What is this medicine?
GOLD SODIUM THIOMALATE (gold SO dee um thye oh MAH late) lowers the swelling of rheumatoid disease. It is used to treat both adult and juvenile type rheumatoid arthritis. It will not repair any damage to cartilage or bones that has already occured.
This medicine may be used for other purposes; ask your health care provider or pharmacist if you have questions.
COMMON BRAND NAME(S): Myochrysine
What should I tell my health care provider before I take this medicine?
They need to know if you have any of these conditions:
- heart disease
- high blood pressure
- kidney disease
- liver disease
- low blood counts, like low white cell, platelet, or red cell counts
- an unusual or allergic reaction to gold sodium thiomalate, benzyl alcohol, heavy metals, other medicines, foods, dyes, or preservatives
- pregnant or trying to get pregnant
How should I use this medicine?
This medicine is for injection into a muscle. It is usually given by a health care professional in a hospital or clinic setting.
Talk to your pediatrician regarding the use of this medicine in children. While this drug may be prescribed for selected conditions, precautions do apply.
Overdosage: If you think you have taken too much of this medicine contact a poison control center or emergency room at once.
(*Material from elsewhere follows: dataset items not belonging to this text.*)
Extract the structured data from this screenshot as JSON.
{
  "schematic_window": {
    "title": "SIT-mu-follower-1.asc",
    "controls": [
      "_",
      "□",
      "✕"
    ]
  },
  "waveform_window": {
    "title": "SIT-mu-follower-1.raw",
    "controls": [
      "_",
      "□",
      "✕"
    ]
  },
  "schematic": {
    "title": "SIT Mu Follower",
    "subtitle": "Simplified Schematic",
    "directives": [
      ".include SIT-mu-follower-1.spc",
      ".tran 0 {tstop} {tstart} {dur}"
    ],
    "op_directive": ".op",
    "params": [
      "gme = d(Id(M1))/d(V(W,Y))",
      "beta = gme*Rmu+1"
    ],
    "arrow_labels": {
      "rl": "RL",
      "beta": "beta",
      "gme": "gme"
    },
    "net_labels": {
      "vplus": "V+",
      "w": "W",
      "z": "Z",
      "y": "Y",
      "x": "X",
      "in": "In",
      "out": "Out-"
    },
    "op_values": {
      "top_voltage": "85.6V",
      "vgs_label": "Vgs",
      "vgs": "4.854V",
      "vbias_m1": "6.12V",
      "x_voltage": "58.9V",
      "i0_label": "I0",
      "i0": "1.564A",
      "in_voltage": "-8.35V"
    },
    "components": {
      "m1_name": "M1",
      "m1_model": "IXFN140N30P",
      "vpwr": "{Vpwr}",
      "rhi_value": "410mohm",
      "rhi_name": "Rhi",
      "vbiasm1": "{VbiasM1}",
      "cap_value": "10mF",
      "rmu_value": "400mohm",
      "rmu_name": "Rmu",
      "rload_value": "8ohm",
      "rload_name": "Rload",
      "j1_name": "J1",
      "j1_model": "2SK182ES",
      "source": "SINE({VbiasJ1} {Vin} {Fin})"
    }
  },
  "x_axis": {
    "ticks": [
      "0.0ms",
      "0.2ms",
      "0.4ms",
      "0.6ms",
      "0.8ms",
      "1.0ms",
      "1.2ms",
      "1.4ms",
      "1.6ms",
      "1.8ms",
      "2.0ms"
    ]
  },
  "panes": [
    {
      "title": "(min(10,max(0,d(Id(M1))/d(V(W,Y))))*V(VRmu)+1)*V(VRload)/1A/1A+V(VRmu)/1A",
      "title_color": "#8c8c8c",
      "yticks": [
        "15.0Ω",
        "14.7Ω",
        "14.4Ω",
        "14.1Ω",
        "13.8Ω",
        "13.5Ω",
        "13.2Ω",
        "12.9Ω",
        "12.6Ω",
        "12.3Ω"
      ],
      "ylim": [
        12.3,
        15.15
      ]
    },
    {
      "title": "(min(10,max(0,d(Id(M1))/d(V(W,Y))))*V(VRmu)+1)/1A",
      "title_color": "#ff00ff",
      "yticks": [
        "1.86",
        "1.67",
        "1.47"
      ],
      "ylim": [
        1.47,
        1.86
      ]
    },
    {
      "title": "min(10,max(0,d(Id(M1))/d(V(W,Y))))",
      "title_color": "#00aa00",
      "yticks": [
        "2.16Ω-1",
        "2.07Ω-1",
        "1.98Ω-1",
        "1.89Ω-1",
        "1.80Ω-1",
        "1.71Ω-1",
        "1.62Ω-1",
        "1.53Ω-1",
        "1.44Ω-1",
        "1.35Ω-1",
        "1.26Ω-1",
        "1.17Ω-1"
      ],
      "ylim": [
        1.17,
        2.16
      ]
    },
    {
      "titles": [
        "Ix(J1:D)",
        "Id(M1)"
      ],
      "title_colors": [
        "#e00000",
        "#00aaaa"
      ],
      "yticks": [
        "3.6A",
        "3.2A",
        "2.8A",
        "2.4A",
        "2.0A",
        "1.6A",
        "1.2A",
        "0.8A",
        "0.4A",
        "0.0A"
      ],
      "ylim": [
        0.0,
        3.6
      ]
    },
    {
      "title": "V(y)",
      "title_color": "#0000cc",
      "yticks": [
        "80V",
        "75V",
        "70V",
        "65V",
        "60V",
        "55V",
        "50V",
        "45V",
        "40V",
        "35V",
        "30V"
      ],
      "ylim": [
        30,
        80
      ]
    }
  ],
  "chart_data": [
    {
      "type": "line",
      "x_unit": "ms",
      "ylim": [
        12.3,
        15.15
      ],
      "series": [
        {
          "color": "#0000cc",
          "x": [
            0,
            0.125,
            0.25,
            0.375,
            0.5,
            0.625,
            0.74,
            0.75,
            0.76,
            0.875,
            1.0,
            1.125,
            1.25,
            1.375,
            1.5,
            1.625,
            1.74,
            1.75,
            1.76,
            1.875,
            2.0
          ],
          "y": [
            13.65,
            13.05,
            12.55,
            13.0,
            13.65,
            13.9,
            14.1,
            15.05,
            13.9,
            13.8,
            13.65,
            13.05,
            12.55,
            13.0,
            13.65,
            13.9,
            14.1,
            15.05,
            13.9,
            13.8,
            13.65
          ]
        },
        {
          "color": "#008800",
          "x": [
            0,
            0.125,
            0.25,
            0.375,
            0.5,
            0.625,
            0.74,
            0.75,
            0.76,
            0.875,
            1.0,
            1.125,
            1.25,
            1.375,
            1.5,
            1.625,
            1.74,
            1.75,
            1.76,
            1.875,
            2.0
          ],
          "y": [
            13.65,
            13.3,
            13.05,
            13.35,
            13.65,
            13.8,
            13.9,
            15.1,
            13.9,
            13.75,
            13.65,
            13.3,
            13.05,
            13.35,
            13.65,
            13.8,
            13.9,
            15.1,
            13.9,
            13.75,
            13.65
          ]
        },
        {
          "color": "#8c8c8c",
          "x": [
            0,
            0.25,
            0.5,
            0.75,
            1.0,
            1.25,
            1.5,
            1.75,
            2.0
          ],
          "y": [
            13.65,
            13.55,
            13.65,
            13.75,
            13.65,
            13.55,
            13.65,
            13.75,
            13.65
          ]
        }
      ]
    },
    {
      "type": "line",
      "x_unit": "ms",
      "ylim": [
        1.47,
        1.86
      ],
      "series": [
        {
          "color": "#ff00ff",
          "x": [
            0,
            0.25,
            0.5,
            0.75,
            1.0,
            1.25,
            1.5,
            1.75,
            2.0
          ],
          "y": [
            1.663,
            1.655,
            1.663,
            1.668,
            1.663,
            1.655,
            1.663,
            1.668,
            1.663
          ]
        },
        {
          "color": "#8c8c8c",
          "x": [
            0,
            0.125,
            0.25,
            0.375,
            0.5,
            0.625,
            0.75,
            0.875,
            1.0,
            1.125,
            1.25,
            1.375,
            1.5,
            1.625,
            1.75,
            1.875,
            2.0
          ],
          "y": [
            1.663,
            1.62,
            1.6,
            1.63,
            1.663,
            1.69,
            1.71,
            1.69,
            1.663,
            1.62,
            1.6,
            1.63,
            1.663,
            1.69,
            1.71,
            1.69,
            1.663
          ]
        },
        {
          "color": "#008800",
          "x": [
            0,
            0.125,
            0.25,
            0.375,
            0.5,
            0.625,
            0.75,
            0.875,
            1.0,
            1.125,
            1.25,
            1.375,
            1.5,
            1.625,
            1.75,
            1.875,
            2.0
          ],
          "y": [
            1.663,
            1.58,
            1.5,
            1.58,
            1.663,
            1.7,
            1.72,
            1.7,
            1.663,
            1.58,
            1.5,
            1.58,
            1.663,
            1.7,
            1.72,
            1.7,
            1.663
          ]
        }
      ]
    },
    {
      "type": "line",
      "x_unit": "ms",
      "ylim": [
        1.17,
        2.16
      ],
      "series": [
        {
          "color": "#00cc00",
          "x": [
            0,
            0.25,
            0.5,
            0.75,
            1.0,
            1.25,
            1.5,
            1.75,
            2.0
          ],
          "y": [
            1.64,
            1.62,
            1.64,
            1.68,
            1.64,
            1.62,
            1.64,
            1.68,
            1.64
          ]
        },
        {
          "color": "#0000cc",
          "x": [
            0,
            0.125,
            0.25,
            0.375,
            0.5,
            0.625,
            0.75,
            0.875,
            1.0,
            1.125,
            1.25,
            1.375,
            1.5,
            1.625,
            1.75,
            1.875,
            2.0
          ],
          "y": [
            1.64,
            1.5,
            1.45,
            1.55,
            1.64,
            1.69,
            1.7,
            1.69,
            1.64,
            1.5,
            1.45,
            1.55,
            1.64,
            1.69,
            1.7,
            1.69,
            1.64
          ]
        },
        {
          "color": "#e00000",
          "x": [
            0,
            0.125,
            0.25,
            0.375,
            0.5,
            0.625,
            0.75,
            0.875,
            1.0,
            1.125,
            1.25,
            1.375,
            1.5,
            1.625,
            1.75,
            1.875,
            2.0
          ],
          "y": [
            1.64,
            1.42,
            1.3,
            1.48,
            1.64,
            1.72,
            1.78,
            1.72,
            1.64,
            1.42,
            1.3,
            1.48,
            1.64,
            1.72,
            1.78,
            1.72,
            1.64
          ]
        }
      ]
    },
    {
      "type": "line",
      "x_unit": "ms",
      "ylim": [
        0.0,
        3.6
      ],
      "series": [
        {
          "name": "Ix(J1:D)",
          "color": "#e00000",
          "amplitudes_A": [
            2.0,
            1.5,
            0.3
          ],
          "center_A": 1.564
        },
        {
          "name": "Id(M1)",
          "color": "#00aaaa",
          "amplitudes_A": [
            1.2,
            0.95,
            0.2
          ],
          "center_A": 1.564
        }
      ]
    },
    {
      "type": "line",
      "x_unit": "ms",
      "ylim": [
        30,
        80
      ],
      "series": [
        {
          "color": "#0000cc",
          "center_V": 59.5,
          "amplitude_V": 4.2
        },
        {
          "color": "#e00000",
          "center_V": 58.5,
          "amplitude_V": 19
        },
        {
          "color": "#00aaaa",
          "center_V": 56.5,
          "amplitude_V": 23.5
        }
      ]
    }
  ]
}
NOTE: This medicine is only for you. Do not share this medicine with others.
What if I miss a dose?
It is important not to miss your dose. Call your doctor or health care professional if you are unable to keep an appointment.
What may interact with this medicine?
Do not take this medicine with any of the following medications:
This medicine may also interact with the following medications:
- medicines to treat cancer
This list may not describe all possible interactions. Give your health care provider a list of all the medicines, herbs, non-prescription drugs, or dietary supplements you use. Also tell them if you smoke, drink alcohol, or use illegal drugs. Some items may interact with your medicine.
What should I watch for while using this medicine?
Visit your doctor for regular checks on your progress. You will need lab work done while you take this medicine.
If you get a rash while taking this medicine call your doctor. Keep out of the sun. If you cannot avoid being in the sun, wear protective clothing and use sunscreen. Do not use sun lamps or tanning beds/booths.
What side effects may I notice from receiving this medicine?
Side effects that you should report to your doctor or health care professional as soon as possible:
- allergic reactions like skin rash, itching or hives, swelling of the face, lips, or tongue
- breathing problems
- changes in vision
- fast, irregular heartbeat
- feeling faint or lightheaded, falls
- fever or chills, sore throat
- hallucination, loss of contact with reality
- loss of appetite, nausea
- metallic taste
- mouth sores
- pain, tingling, numbness in the hands or feet
- redness, blistering, peeling or loosening of the skin, including inside the mouth
- stomach cramps
- trouble passing urine or change in the amount of urine
- unusual bleeding or bruising
- unusually weak or tired
- yellowing of the eyes or skin
Side effects that usually do not require medical attention (report to your doctor or health care professional if they continue or are bothersome):
- aches and pains
- hair loss
This list may not describe all possible side effects. Call your doctor for medical advice about side effects. You may report side effects to FDA at 1-800-FDA-1088.
Where should I keep my medicine?
This drug is given in a hospital or clinic and will not be stored at home.
NOTE: This sheet is a summary. It may not cover all possible information. If you have questions about this medicine, talk to your doctor, pharmacist, or health care provider.